Grão a grão enche a galinha o papo

As novas restrições ao aborto diminuem as mulheres.

Estas palavras são do leitor João Lopes do jornal digital Observador em comentário à notícia da aprovação de alterações à lei da interrupção voluntária da gravidez (IVG) e explicam de uma forma concisa o que representam tais alterações aprovadas na sequência da iniciativa legislativa de cidadãos (ILC) com a designação Pelo Direito a Nascer.

Os promotores desta iniciativa – inequívocos opositores da legalização do aborto – são, no entanto, menos explícitos ao congratularem-se com a aprovação destas alterações: “A Comissão Representativa de Subscritores da ILC ‘Pelo Direito a Nascer’ está convicta que este é o primeiro passo em direção a uma sociedade mais justa e solidária, onde a nenhuma mulher seja negado o direito à maternidade” ou, ainda, “Continuaremos, com determinação e esperança, a percorrer este caminho.
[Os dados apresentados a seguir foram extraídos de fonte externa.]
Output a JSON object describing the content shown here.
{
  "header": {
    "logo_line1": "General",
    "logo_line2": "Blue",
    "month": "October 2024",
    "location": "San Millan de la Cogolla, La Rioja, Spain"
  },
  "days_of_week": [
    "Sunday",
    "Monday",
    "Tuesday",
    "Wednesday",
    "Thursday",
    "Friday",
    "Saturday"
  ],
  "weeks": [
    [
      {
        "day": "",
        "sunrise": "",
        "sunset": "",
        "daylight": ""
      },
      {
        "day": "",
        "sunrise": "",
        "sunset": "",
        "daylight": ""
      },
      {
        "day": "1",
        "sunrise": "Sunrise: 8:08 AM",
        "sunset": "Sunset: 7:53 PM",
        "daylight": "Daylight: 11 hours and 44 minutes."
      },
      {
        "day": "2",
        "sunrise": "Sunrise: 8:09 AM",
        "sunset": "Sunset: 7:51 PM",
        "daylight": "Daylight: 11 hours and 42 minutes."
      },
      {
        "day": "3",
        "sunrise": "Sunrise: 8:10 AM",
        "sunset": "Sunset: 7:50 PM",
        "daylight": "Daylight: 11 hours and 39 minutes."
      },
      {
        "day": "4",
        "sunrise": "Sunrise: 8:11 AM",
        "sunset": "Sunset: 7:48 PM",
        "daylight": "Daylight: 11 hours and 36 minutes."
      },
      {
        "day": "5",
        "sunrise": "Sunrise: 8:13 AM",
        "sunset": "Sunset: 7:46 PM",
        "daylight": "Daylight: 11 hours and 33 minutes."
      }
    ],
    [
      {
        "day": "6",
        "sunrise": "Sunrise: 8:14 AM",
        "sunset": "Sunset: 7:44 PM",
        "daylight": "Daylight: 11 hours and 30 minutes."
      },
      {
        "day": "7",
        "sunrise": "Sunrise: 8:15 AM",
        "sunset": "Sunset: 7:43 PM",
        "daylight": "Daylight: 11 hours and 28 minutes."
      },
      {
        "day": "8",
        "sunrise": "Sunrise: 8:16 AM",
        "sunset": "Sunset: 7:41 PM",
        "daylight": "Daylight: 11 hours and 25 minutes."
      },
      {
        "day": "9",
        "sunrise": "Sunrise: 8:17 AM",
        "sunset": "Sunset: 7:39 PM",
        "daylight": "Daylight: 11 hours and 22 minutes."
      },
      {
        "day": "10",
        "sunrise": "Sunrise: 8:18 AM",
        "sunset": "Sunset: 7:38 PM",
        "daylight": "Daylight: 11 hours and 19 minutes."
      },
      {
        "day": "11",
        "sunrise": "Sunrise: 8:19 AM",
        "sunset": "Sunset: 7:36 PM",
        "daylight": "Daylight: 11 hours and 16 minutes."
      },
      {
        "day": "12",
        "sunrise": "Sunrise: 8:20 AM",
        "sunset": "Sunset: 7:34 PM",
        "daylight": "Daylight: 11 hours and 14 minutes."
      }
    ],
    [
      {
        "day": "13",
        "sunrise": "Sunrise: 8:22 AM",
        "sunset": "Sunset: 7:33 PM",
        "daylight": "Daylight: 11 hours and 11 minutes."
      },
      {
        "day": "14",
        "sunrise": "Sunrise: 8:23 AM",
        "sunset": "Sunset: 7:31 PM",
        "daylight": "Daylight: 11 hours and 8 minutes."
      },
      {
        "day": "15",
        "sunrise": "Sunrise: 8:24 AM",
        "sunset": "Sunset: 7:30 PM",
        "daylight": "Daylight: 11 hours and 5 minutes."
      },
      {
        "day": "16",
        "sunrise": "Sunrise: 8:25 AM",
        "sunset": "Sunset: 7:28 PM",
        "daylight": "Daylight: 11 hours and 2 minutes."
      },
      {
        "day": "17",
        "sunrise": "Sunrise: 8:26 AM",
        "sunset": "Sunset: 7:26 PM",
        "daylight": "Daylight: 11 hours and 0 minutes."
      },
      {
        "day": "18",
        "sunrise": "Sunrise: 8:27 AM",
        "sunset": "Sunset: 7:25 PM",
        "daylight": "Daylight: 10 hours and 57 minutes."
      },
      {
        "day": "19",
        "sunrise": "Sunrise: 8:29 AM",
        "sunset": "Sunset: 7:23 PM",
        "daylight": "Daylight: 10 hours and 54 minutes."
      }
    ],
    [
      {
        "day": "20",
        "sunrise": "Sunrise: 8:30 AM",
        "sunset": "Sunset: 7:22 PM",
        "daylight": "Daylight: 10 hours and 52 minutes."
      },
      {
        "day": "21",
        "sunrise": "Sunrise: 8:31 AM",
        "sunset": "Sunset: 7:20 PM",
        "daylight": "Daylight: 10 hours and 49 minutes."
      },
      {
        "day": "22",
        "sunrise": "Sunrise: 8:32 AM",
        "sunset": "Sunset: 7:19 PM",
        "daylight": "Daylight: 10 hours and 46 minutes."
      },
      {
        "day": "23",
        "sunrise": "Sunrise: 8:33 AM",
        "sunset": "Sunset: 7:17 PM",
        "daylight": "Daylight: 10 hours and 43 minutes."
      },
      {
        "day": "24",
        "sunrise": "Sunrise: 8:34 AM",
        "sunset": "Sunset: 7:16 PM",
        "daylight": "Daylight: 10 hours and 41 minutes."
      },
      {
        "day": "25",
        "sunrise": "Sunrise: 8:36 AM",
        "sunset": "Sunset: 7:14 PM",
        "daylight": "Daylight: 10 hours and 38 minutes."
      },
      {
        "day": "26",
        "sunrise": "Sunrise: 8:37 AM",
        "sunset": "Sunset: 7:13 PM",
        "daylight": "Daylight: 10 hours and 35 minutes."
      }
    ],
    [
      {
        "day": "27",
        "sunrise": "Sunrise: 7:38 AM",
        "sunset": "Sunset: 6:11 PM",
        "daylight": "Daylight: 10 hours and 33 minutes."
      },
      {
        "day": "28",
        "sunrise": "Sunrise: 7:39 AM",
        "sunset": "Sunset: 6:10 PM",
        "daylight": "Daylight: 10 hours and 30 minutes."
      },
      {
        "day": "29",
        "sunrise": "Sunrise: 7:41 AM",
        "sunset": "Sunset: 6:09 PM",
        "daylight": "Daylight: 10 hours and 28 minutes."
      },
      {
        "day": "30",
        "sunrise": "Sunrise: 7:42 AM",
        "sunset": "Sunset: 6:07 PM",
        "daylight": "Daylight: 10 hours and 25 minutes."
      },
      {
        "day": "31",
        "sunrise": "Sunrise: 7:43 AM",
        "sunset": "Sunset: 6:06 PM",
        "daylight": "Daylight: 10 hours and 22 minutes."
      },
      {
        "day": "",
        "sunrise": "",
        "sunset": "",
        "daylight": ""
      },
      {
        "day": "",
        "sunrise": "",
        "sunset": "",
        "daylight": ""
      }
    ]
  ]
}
Esperamos contar com todos aqueles que desejam um Portugal onde se defenda a Maternidade e a Paternidade bem como o Direito a Nascer”.

Como já foi noticiado são diversas as concretas alterações ao regime da IVG e embora me pareça excessiva a convicção expressa pelo Movimento Democrático das Mulheres, por exemplo, que a “criação de taxas moderadoras para a Interrupção Voluntária de Gravidez significa o regresso ao passado no qual tantas mulheres arriscaram a sua própria vida e é mais um factor de agudização das desigualdades sociais”, não tenho quaisquer dúvidas que todas estas alterações legais têm um único objectivo: dificultar, porque não podem proibir, a IVG.

Na prática, concretizam uma perspectiva religiosa da vida e paternalista ou moralista do estatuto e direitos da mulher que pretende interromper a gravidez. Representam, assim, uma pequena vitória na luta promovida pela parte da sociedade que se opôs à descriminalização do aborto e que defende que a vida humana é sagrada, existindo e devendo ser protegida desde o momento da concepção.

Não é de estranhar que esta parte da sociedade se organize e procure atingir os seus objectivos. Isto, sem prejuízo de se poderem levantar problemas de inconstitucionalidade na medida em que as restrições, dificuldades ou limitações legais se venham a tornar em verdadeiros impedimentos ao exercício do direito da mulher a livremente interromper a gravidez. O que poderá ser o caso das obrigações prévias à IVG ora criadas caso tornem, na prática, muito difícil ou impossível a realização da IVG dentro do prazo legal de 10 semanas. Como é evidente, um direito só existe se puder ser exercido na realidade, não bastando que esteja consagrado no papel.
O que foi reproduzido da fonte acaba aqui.